Wednesday, July 04, 2007

The Clinton Show is back

Of course, the Clintons can't restrain themselves in the rush to pile on the Libby fiasco. The woman won't apologize for her vote on the Iraq War but she becomes unleashed when the President wisely commutes Scooter's sentence. The Clinton pardons were far more offensive (including the indulgences to the Clinton library paid by one Denise Rich) but we didn't hear the Democrats or the New York Times complain about justice. How convenient!

More from the Examiner
Republicans who clamored for the impeachment of former President Bill Clinton for lying about his affair in the White House with Monica Lewinsky may justifiably be taken to task now for merely tut-tutting Libby’s crime. Perjury is perjury, regardless of the position of the guilty or the magnitude of the topic misrepresented. Like every other felony, if you commit perjury, be prepared to do some hard time.
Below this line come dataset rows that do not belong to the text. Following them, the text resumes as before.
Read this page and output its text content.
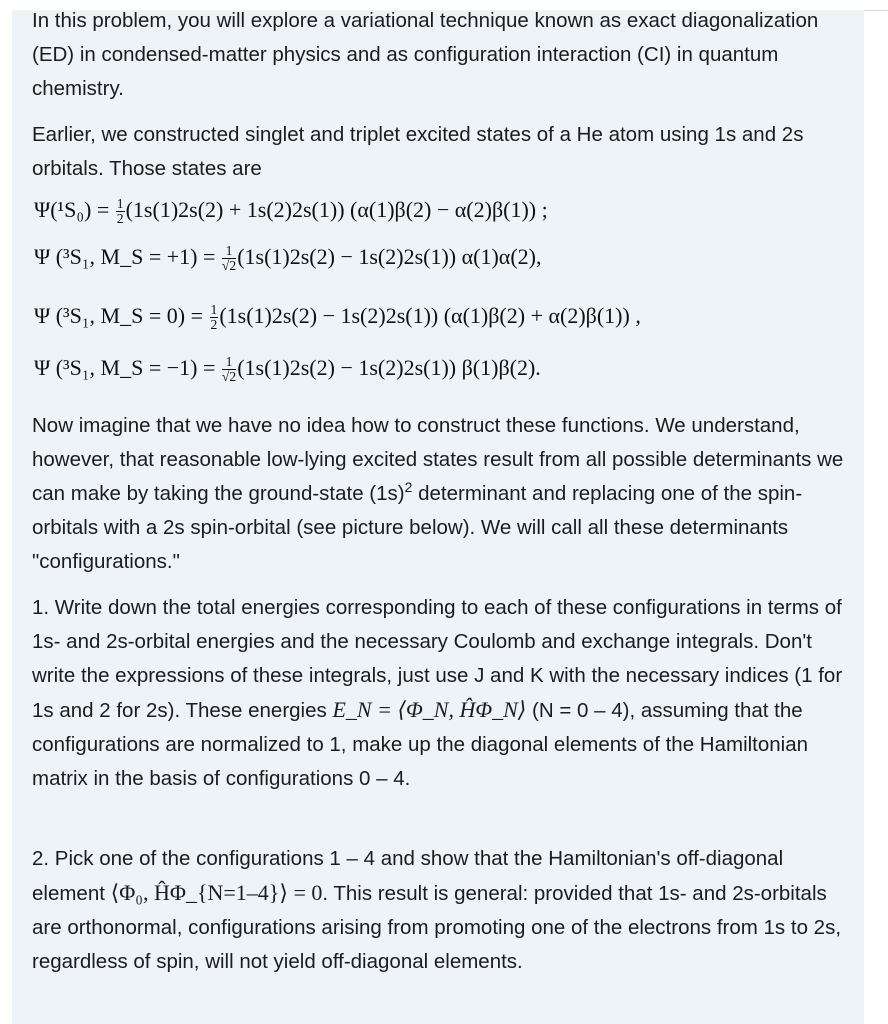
In this problem, you will explore a variational technique known as exact diagonalization (ED) in condensed-matter physics and as configuration interaction (CI) in quantum chemistry.

Earlier, we constructed singlet and triplet excited states of a He atom using 1s and 2s orbitals. Those states are

$\Psi(^1S_0) = \frac{1}{2} (1s(1)2s(2) + 1s(2)2s(1)) (\alpha(1)\beta(2) - \alpha(2)\beta(1))$ ;
Ψ (³S₁, M_S = $+1) = \frac{1}{√2} (1s(1)2s(2) - 1s(2)2s(1))$ α(1)α(2),
Ψ (³S₁, M_S = $0) = \frac{1}{2} (1s(1)2s(2) - 1s(2)2s(1)) (\alpha(1)\beta(2) + \alpha(2)\beta(1))$ ,
Ψ (³S₁, M_S = $-1) = \frac{1}{√2} (1s(1)2s(2) - 1s(2)2s(1))$ β(1)β(2).

Now imagine that we have no idea how to construct these functions. We understand, however, that reasonable low-lying excited states result from all possible determinants we can make by taking the ground-state $(1s)^2$ determinant and replacing one of the spin-orbitals with a 2s spin-orbital (see picture below). We will call all these determinants "configurations."

1. Write down the total energies corresponding to each of these configurations in terms of 1s- and 2s-orbital energies and the necessary Coulomb and exchange integrals. Don't write the expressions of these integrals, just use J and K with the necessary indices (1 for 1s and 2 for 2s). These energies E_N = ⟨Φ_N, ĤΦ_N⟩ (N = 0 – 4), assuming that the configurations are normalized to 1, make up the diagonal elements of the Hamiltonian matrix in the basis of configurations 0 – 4.

2. Pick one of the configurations 1 – 4 and show that the Hamiltonian's off-diagonal element ⟨Φ₀, ĤΦ_{N=1–4}⟩ = 0. This result is general: provided that 1s- and 2s-orbitals are orthonormal, configurations arising from promoting one of the electrons from 1s to 2s, regardless of spin, will not yield off-diagonal elements.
But no GOPer is making as much noise as the chorus of the nation’s most prominent Democratic leaders, some of whom should have Googled Clinton’s commutation record before opening fire on Bush and his Libby decision.

Speaker of the House Nancy Pelosi, for example, accused Bush of “betraying the American people” and then added that “he has abandoned all sense of fairness when it comes to justice, he has failed to uphold the rule of law.”

Pelosi had a much different understanding of fairness, justice and the importance of upholding the law back in 1999, when Clinton commuted the sentences of 16 imprisoned members of the Puerto Rican terrorist group FALN. The House of Representatives overwhelmingly approved a resolution of disapproval, but Pelosi said she would have voted no had she been present for the tally. Pelosi was thus defending Clinton’s commutations of sentences received for seditious conspiracy, conspiracy to make bombs, bank robbery and illegal possession of stolen firearms, among other things. Between 1974 and 1983, FALN mounted numerous attacks against this nation’s police and military, killing six people and maiming many others.

Then there is Sen. Hillary Clinton, D-N.Y., who saw in Bush’s Libby commutation “a clear signal that in this administration, cronyism and ideology trump competence and justice.” Clinton touts her years as first lady among her qualifications for being president, but she has never publicly repudiated either her husband’s FALN commutations or his pardons of Susan McDougall, convicted of mail fraud, and Marc Rich, the stock speculator convicted of tax evasion. McDougall was a former Clinton business partner, and Rich was the former husband of Denise Rich, a major Clinton fundraiser, both of whom clearly qualify as Clinton cronies.